Selain itu, Noorsy juga menegaskan dengan makin lemahnya mata uang rupiah, kewajiban pemerintah untuk bayar pokok bunga utang semakin besar.

"Indonesia semakin sulit membayar cicilan dan bunga utang luar negeri. Apalagi utang swasta yang belum dilindungi nilai (hedging) akan naik," kata Noorsy.

Noorsy menambahkan, per Februari 2018, harga BBM naik sekitar Rp 100-300. Dia pun memprediksi dengan melemahnya rupiah, sementara Indonesia masih terus mengimpor minyak maka akan terus terjadi penyesuaian harga BBM.

"Karena Indonesia mengimpor 350-500 ribu barel per hari. Bisa dibayangkan harga semua pasti naik karena harga minyak naik," kata Noorsy.

Noorsy sudah memprediksi jika perekonomian Indonesia akan mengalami stagnasi sejak tiga tahun lalu. Seharusnya dengan kondisi yang makin parah seperti saat ini, pemerintah harus mulai lepas dari investasi dan tenaga kerja asing.

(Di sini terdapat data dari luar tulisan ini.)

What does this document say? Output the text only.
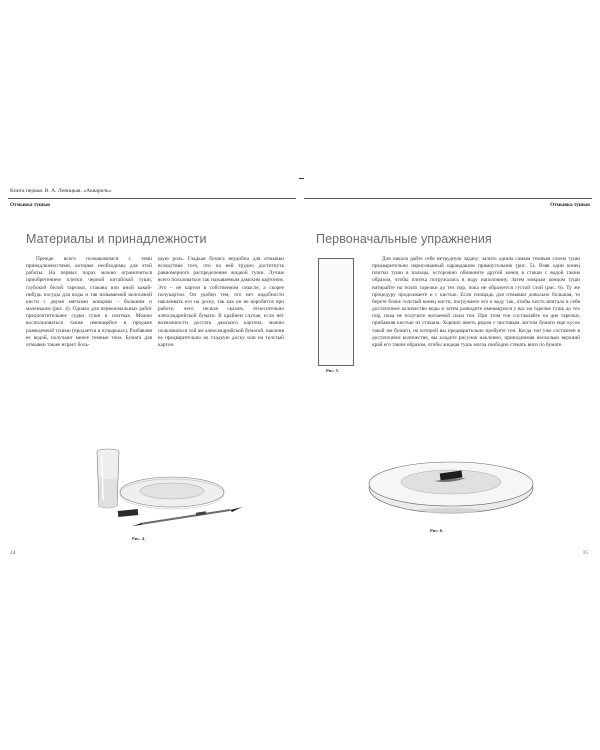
Книга первая. В. А. Левицкая. «Акварель»
Отмывка тушью
Материалы и принадлежности

Прежде всего познакомимся с теми принадлежностями, которые необходимы для этой работы. На первых порах можно ограничиться приобретением плитки черной китайской туши, глубокой белой тарелки, стакана или иной какой-нибудь посуды для воды и так называемой волосяной кисти с двумя мягкими концами – большим и маленьким (рис. 4). Однако для первоначальных работ предпочтительнее судки туши в плитках. Можно воспользоваться также имеющейся в продаже разведенной тушью (продается в пузырьках). Разбавляя ее водой, получают менее темные тона. Бумага для отмывки также играет боль-

шую роль. Гладкая бумага неудобна для отмывки вследствие того, что на ней трудно достигнуть равномерного распределения жидкой туши. Лучше всего пользоваться так называемым дамским картоном. Это – не картон в собственном смысле, а скорее полукартон. Он удобен тем, что нет надобности наклеивать его на доску, так как он не коробится при работе, чего нельзя сказать относительно александрийской бумаги. В крайнем случае, если нет возможности достать дамского картона, можно пользоваться той же александрийской бумагой, наклеив ее предварительно на гладкую доску или на толстый картон.

Рис. 4.
14
Отмывка тушью
Первоначальные упражнения
Рис. 5.

Для начала дайте себе нетрудную задачу: залить одним самым темным слоем туши предварительно нарисованный карандашом прямоугольник (рис. 5). Взяв один конец плитки туши в пальцы, осторожно обмакните другой конец в стакан с водой таким образом, чтобы плитка погружалась в воду наполовину. Затем мокрым концом туши натирайте на полях тарелки до тех пор, пока не образуется густой слой (рис. 6). Ту же процедуру продолжаете и с кистью. Если площадь для отмывки довольно большая, то берете более толстый конец кисти, погружаете его в воду так, чтобы кисть впитала в себя достаточное количество воды и затем разводите имеющуюся у вас на тарелке тушь до тех пор, пока не получите желаемой силы тон. При этом тон составляйте на дне тарелки, прибавляя кистью из стакана. Хорошо иметь рядом с чистовым листом бумаги еще кусок такой же бумаги, на которой вы предварительно пробуете тон. Когда тон уже составлен в достаточном количестве, вы кладете рисунок наклонно, приподнимая несколько верхний край его таким образом, чтобы жидкая тушь могла свободно стекать вниз по бумаге.

Рис. 6.
15
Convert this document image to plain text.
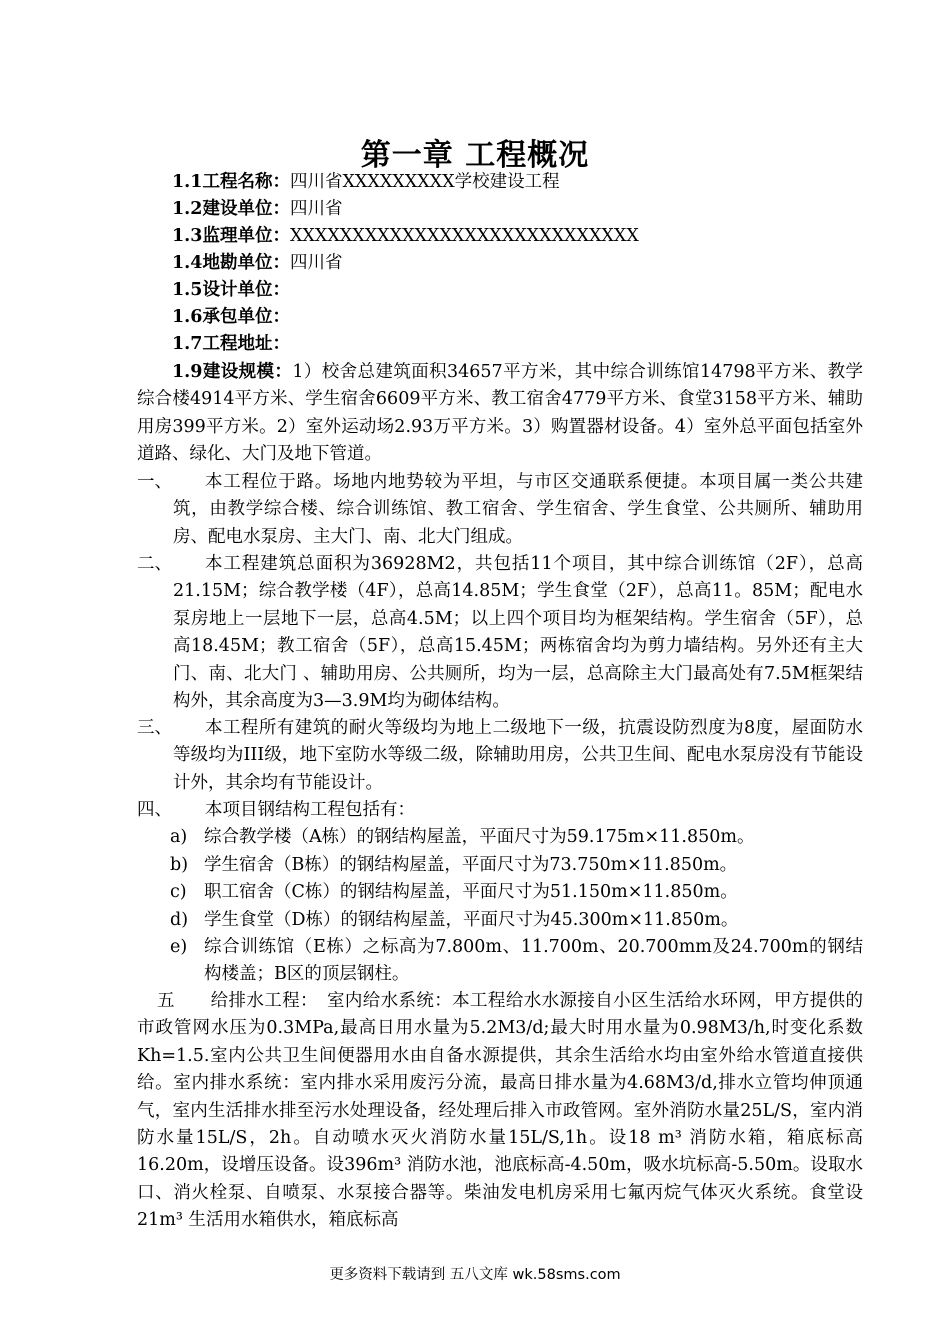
第一章 工程概况
1.1工程名称：四川省XXXXXXXXX学校建设工程
1.2建设单位：四川省
1.3监理单位：XXXXXXXXXXXXXXXXXXXXXXXXXXXX
1.4地勘单位：四川省
1.5设计单位：
1.6承包单位：
1.7工程地址：
1.9建设规模：1）校舍总建筑面积34657平方米，其中综合训练馆14798平方米、教学综合楼4914平方米、学生宿舍6609平方米、教工宿舍4779平方米、食堂3158平方米、辅助用房399平方米。2）室外运动场2.93万平方米。3）购置器材设备。4）室外总平面包括室外道路、绿化、大门及地下管道。
一、	本工程位于路。场地内地势较为平坦，与市区交通联系便捷。本项目属一类公共建筑，由教学综合楼、综合训练馆、教工宿舍、学生宿舍、学生食堂、公共厕所、辅助用房、配电水泵房、主大门、南、北大门组成。
二、	本工程建筑总面积为36928M2，共包括11个项目，其中综合训练馆（2F），总高21.15M；综合教学楼（4F），总高14.85M；学生食堂（2F），总高11。85M；配电水泵房地上一层地下一层，总高4.5M；以上四个项目均为框架结构。学生宿舍（5F），总高18.45M；教工宿舍（5F），总高15.45M；两栋宿舍均为剪力墙结构。另外还有主大门、南、北大门 、辅助用房、公共厕所，均为一层，总高除主大门最高处有7.5M框架结构外，其余高度为3—3.9M均为砌体结构。
三、	本工程所有建筑的耐火等级均为地上二级地下一级，抗震设防烈度为8度，屋面防水等级均为III级，地下室防水等级二级，除辅助用房，公共卫生间、配电水泵房没有节能设计外，其余均有节能设计。
四、	本项目钢结构工程包括有：
a) 综合教学楼（A栋）的钢结构屋盖，平面尺寸为59.175m×11.850m。
b) 学生宿舍（B栋）的钢结构屋盖，平面尺寸为73.750m×11.850m。
c) 职工宿舍（C栋）的钢结构屋盖，平面尺寸为51.150m×11.850m。
d) 学生食堂（D栋）的钢结构屋盖，平面尺寸为45.300m×11.850m。
e) 综合训练馆（E栋）之标高为7.800m、11.700m、20.700mm及24.700m的钢结构楼盖；B区的顶层钢柱。
五　　给排水工程：　室内给水系统：本工程给水水源接自小区生活给水环网，甲方提供的市政管网水压为0.3MPa,最高日用水量为5.2M3/d;最大时用水量为0.98M3/h,时变化系数Kh=1.5.室内公共卫生间便器用水由自备水源提供，其余生活给水均由室外给水管道直接供给。室内排水系统：室内排水采用废污分流，最高日排水量为4.68M3/d,排水立管均伸顶通气，室内生活排水排至污水处理设备，经处理后排入市政管网。室外消防水量25L/S，室内消防水量15L/S，2h。自动喷水灭火消防水量15L/S,1h。设18 m³ 消防水箱，箱底标高16.20m，设增压设备。设396m³ 消防水池，池底标高-4.50m，吸水坑标高-5.50m。设取水口、消火栓泵、自喷泵、水泵接合器等。柴油发电机房采用七氟丙烷气体灭火系统。食堂设21m³ 生活用水箱供水，箱底标高
更多资料下载请到 五八文库 wk.58sms.com
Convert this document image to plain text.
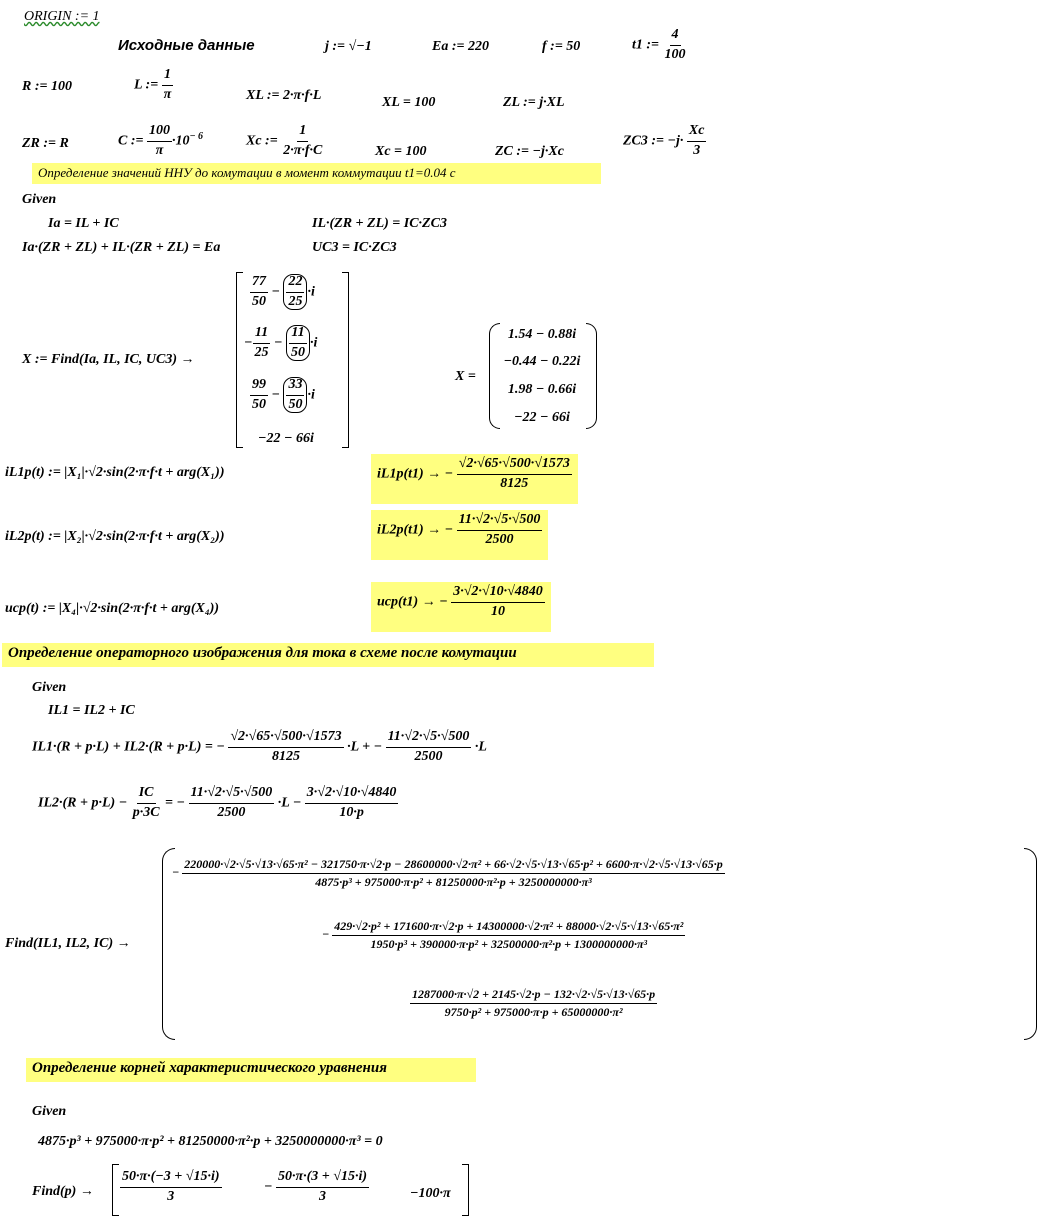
ORIGIN := 1
Исходные данные	j := √−1	Ea := 220	f := 50	t1 := $\frac{4}{100}$
R := 100	L := $\frac{1}{\pi}$	XL := 2·π·f·L	XL = 100	ZL := j·XL
ZR := R	C := $\frac{100}{\pi} \cdot 10^{- 6}$	Xc := $\frac{1}{2\cdot\pi\cdot f\cdot C}$	Xc = 100	ZC := −j·Xc
ZC3 := $-j\cdot \frac{Xc}{3}$
Определение значений ННУ до комутации в момент коммутации t1=0.04 с
Given
Ia = IL + IC	IL·(ZR + ZL) = IC·ZC3
Ia·(ZR + ZL) + IL·(ZR + ZL) = Ea	UC3 = IC·ZC3
X := Find(Ia, IL, IC, UC3) →
$\frac{77}{50} - \frac{22}{25} \cdot i$
− $\frac{11}{25} - \frac{11}{50} \cdot i$
$\frac{99}{50} - \frac{33}{50} \cdot i$
−22 − 66i
X =
1.54 − 0.88i
−0.44 − 0.22i
1.98 − 0.66i
−22 − 66i
iL1p(t) := |X₁|·√2·sin(2·π·f·t + arg(X₁))	iL1p(t1) → − $\frac{√2\cdot√65\cdot√500\cdot√1573}{8125}$
iL2p(t) := |X₂|·√2·sin(2·π·f·t + arg(X₂))	iL2p(t1) → − $\frac{11\cdot√2\cdot√5\cdot√500}{2500}$
ucp(t) := |X₄|·√2·sin(2·π·f·t + arg(X₄))	ucp(t1) → − $\frac{3\cdot√2\cdot√10\cdot√4840}{10}$
Определение операторного изображения для тока в схеме после комутации
Given
IL1 = IL2 + IC
IL1·(R + p·L) + IL2·(R + p·L) = − $\frac{√2\cdot√65\cdot√500\cdot√1573}{8125} \cdot L$ + − $\frac{11\cdot√2\cdot√5\cdot√500}{2500} \cdot L$
$IL2\cdot(R + p\cdot L) - \frac{IC}{p\cdot 3C}$ = − $\frac{11\cdot√2\cdot√5\cdot√500}{2500} \cdot L - \frac{3\cdot√2\cdot√10\cdot√4840}{10\cdot p}$
Find(IL1, IL2, IC) →
−
220000·√2·√5·√13·√65·π² − 321750·π·√2·p − 28600000·√2·π² + 66·√2·√5·√13·√65·p² + 6600·π·√2·√5·√13·√65·p
4875·p³ + 975000·π·p² + 81250000·π²·p + 3250000000·π³
−
429·√2·p² + 171600·π·√2·p + 14300000·√2·π² + 88000·√2·√5·√13·√65·π²
1950·p³ + 390000·π·p² + 32500000·π²·p + 1300000000·π³
$\frac{1287000\cdot\pi\cdot√2 + 2145\cdot√2\cdot p - 132\cdot√2\cdot√5\cdot√13\cdot√65\cdot p}{\text{9750·p² + 975000·π·p + 65000000·π²}}$
Определение корней характеристического уравнения
Given
4875·p³ + 975000·π·p² + 81250000·π²·p + 3250000000·π³ = 0
Find(p) → $\frac{50\cdot\pi\cdot(-3 + √15\cdot i)}{3}$	− $\frac{50\cdot\pi\cdot(3 + √15\cdot i)}{3}$	−100·π
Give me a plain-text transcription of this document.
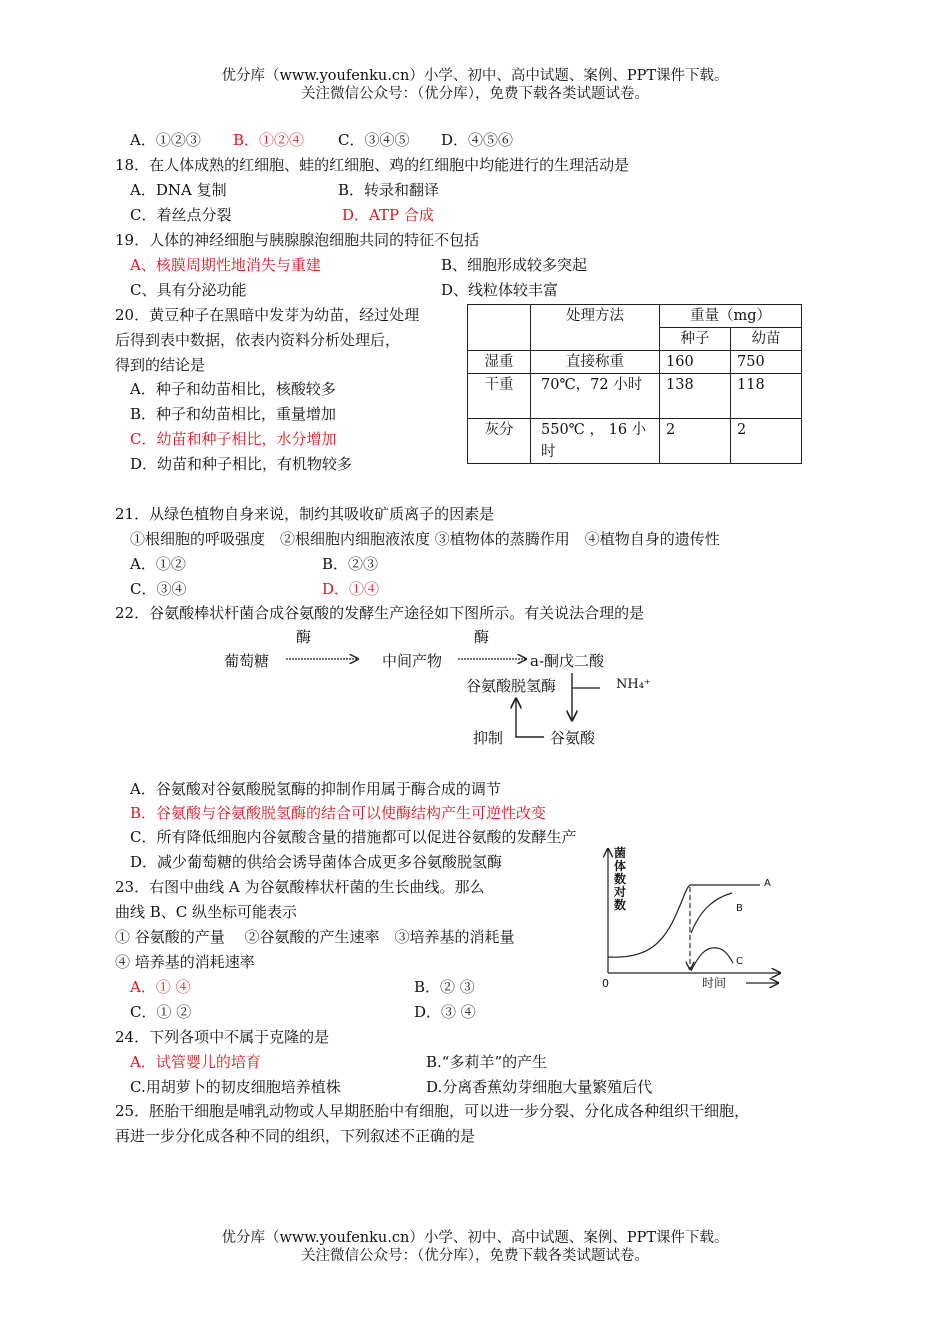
优分库（www.youfenku.cn）小学、初中、高中试题、案例、PPT课件下载。
关注微信公众号：（优分库），免费下载各类试题试卷。
A．①②③ B．①②④ C．③④⑤ D．④⑤⑥
18．在人体成熟的红细胞、蛙的红细胞、鸡的红细胞中均能进行的生理活动是
A．DNA 复制	B．转录和翻译
C．着丝点分裂	D．ATP 合成
19．人体的神经细胞与胰腺腺泡细胞共同的特征不包括
A、核膜周期性地消失与重建	B、细胞形成较多突起
C、具有分泌功能	D、线粒体较丰富
20．黄豆种子在黑暗中发芽为幼苗，经过处理
后得到表中数据，依表内资料分析处理后，
得到的结论是
A．种子和幼苗相比，核酸较多
B．种子和幼苗相比，重量增加
C．幼苗和种子相比，水分增加
D．幼苗和种子相比，有机物较多
	处理方法	重量（mg）	
		种子	幼苗
湿重	直接称重	160	750
干重	70℃，72 小时	138	118
灰分	550℃ ， 16 小时	2	2
21．从绿色植物自身来说，制约其吸收矿质离子的因素是
①根细胞的呼吸强度　②根细胞内细胞液浓度 ③植物体的蒸腾作用　④植物自身的遗传性
A．①②	B．②③
C．③④	D．①④
22．谷氨酸棒状杆菌合成谷氨酸的发酵生产途径如下图所示。有关说法合理的是
酶	酶
葡萄糖	中间产物	a-酮戊二酸
谷氨酸脱氢酶	NH₄⁺
抑制	谷氨酸
A．谷氨酸对谷氨酸脱氢酶的抑制作用属于酶合成的调节
B．谷氨酸与谷氨酸脱氢酶的结合可以使酶结构产生可逆性改变
C．所有降低细胞内谷氨酸含量的措施都可以促进谷氨酸的发酵生产
D．减少葡萄糖的供给会诱导菌体合成更多谷氨酸脱氢酶
23．右图中曲线 A 为谷氨酸棒状杆菌的生长曲线。那么
曲线 B、C 纵坐标可能表示
① 谷氨酸的产量　 ②谷氨酸的产生速率　③培养基的消耗量
④ 培养基的消耗速率
A．① ④	B．② ③
C．① ②	D．③ ④
菌
体
数
对
数
0	时间
A
B
C
24．下列各项中不属于克隆的是
A．试管婴儿的培育	B.“多莉羊”的产生
C.用胡萝卜的韧皮细胞培养植株	D.分离香蕉幼芽细胞大量繁殖后代
25．胚胎干细胞是哺乳动物或人早期胚胎中有细胞，可以进一步分裂、分化成各种组织干细胞，
再进一步分化成各种不同的组织，下列叙述不正确的是
优分库（www.youfenku.cn）小学、初中、高中试题、案例、PPT课件下载。
关注微信公众号：（优分库），免费下载各类试题试卷。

"Kesalahan utama Jokowi menyandarkan kekuatan ekonomi kita dari luar. Padahal di luar negeri lagi 'perang'" kata Noorsy.

Noorsy juga meminta pemerintah jujur soal ambang batas psikologi nilai tukar rupiah. Menurut Noorsy pemerintah tak perlu berbohong untuk membuat tenang masyarakat dengan mengatakan ambang batas psikologi nilai tukar Rp20 ribu per dolar AS.

"Bagi saya Rp16 ribu saja sudah parah. Menurut saya fundamental makro Indonesia sudah rapuh dan kita rentan terhadap krisis," kata Noorsy.

Atas dasar itu, Noorsy berani menyimpulkan jika elektabilitas Presiden Joko Widodo yang saat ini relatif masih berada di atas calon presiden (capres) lain akan terus merosot.

Jokowi dinilai Noorsy sudah gagal memenuhi janji Trisakti, salah satunya soal kemandirian ekonomi.

"Elektabilitas Jokowi akan ambruk usai rupiah diangka Rp14 ribu. Menurut saya #2019GantiPresiden makin menakutkan bagi Jokowi dan dia tidak punya solusi apapun. Malah belakangan dia melawan tagar itu dengan tindakan diskriminatif karena panik," kata Noorsy.

Pragmatisme APBN pemerintah Jokowi

Sementara itu, pemerintah dinilai sengaja membiarkan pelemahan nilai tukar kurs rupiah terhadap dolar AS.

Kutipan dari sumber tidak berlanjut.